IMG-20250715-WA0014.jpg
Hakim Mahkamah Konstitusi (MK), Guntur Hamzah (YouTube/MK)
Intinya sih...
  • Hakim MK soroti aksi interupsi di Hotel Fairmont
  • Guntur Hamzah tanya Andrie Yunus terkait aksi yang dipuji banyak orang dan jadi pertimbangan MK
  • Andrie serahkan rekaman video aksi tolak RUU TNI ke MK sebagai pertimbangan perkara

Jakarta, IDN Times - Hakim Mahkamah Konstitusi (MK), Guntur Hamzah, menyoroti aksi yang dilakukan oleh Wakil Koordinator Bidang Eksternal Komisi untuk Orang Hilang dan Korban Tindak Kekerasan (KontraS), Andrie Yunus, saat melakukan interupsi dalam rapat Komisi I DPR membahas revisi UU TNI di Hotel Fairmont, Jakarta pada 15 Maret 2025 lalu.

Hal tersebut diungkapkan dalam sidang lanjutan perkara Nomor 81/PUU-XXIII/2025 terkait uji formil Undang-Undang Nomor 3 Tahun 2025 tentang Tentara Nasional Indonesia UU TNI di Gedung MK, Jakarta Pusat, Senin (14/7/2025). Andrie sendiri dihadirkan dalam persidangan sebagai Saksi.

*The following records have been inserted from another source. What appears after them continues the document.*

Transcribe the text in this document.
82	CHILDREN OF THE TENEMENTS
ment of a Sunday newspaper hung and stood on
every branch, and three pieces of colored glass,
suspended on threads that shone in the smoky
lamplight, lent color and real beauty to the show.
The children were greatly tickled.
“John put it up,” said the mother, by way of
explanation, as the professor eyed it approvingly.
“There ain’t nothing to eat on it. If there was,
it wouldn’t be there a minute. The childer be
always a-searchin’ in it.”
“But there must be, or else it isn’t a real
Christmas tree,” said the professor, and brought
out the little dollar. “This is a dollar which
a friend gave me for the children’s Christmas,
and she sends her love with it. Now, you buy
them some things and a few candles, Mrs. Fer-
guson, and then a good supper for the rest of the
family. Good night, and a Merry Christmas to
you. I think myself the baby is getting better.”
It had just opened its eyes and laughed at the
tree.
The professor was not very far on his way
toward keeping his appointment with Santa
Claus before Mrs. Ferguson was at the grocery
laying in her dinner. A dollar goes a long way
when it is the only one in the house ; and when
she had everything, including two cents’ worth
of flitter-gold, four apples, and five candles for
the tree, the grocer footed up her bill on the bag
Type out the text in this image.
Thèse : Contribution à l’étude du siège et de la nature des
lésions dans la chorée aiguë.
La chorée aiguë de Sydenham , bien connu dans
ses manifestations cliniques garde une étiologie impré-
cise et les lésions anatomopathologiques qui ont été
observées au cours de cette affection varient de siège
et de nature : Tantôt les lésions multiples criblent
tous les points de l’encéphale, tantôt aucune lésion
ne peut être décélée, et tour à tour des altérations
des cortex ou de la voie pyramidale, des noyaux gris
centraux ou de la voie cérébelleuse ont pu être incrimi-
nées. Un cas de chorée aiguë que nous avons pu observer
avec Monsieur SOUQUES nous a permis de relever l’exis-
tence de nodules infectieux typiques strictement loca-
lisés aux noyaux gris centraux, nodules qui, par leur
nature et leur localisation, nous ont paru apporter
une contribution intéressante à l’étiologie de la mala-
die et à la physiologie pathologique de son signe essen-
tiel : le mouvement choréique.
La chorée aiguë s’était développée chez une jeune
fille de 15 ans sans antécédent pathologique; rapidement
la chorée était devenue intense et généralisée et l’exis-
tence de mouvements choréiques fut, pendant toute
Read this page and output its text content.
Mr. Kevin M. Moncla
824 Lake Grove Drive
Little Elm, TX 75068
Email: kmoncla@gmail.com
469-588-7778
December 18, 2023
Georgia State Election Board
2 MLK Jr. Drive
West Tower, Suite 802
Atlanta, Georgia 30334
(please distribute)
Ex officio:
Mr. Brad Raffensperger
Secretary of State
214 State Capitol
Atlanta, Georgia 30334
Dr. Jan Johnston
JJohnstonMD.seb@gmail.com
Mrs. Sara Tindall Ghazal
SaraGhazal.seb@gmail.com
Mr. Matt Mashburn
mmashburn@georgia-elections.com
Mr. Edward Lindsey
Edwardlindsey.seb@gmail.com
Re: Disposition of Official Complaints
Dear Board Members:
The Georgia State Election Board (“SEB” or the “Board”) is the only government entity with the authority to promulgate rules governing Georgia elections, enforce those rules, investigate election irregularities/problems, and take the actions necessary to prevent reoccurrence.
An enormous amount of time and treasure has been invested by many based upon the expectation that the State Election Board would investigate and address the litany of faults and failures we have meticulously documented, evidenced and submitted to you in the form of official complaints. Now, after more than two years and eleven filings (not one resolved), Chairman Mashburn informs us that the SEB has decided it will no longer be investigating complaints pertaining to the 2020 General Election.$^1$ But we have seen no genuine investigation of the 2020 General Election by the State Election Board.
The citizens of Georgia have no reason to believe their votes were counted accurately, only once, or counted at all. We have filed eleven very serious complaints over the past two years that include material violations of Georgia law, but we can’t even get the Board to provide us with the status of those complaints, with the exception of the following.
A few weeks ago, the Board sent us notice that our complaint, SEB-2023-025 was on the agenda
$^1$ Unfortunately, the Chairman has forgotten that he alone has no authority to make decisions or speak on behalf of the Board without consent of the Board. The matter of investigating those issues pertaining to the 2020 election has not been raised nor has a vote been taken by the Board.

1. Hakim MK tanya soal aksi di Hotel Fairmont yang dipuji banyak orang

Kepala Divisi Hukum KontraS, Andri Yunus (kiri) ketika menunjukkan surat penolakan terbuka terhadap revisi UU TNI di Hotel Fairmont, Jakarta Pusat. (IDN Times/Santi Dewi)
Kepala Divisi Hukum KontraS, Andri Yunus (kiri) ketika menunjukkan surat penolakan terbuka terhadap revisi UU TNI di Hotel Fairmont, Jakarta Pusat. (IDN Times/Santi Dewi)

Dalam kesempatan itu, Guntur melontarkan pertanyaan kepada Andrie mengenai aksi tersebut. Sebab, aksi yang diinisiasi Koalisi Masyarakat Sipil itu mendapat pujian dari masyarakat luas.

"Saudara Andrie Yunus, ini saya baru ingat kembali yang baru masuk di Fairmont ya? Ruang sidang itu. Orang mengatakan keren gitu ya, karena masuk di ruang sidang," ujar Guntur.

2. Jadi pertimbangan MK

Hakim Konstitusi M Guntur Hamzah dan Panitera MK Muhidin saat Sidang Pengucapan Putusan Pengujian Undang-Undang Nomor 14 Tahun 2005 tentang Guru dan Dosen, Jumat (14/04). (Doc: Humas MK)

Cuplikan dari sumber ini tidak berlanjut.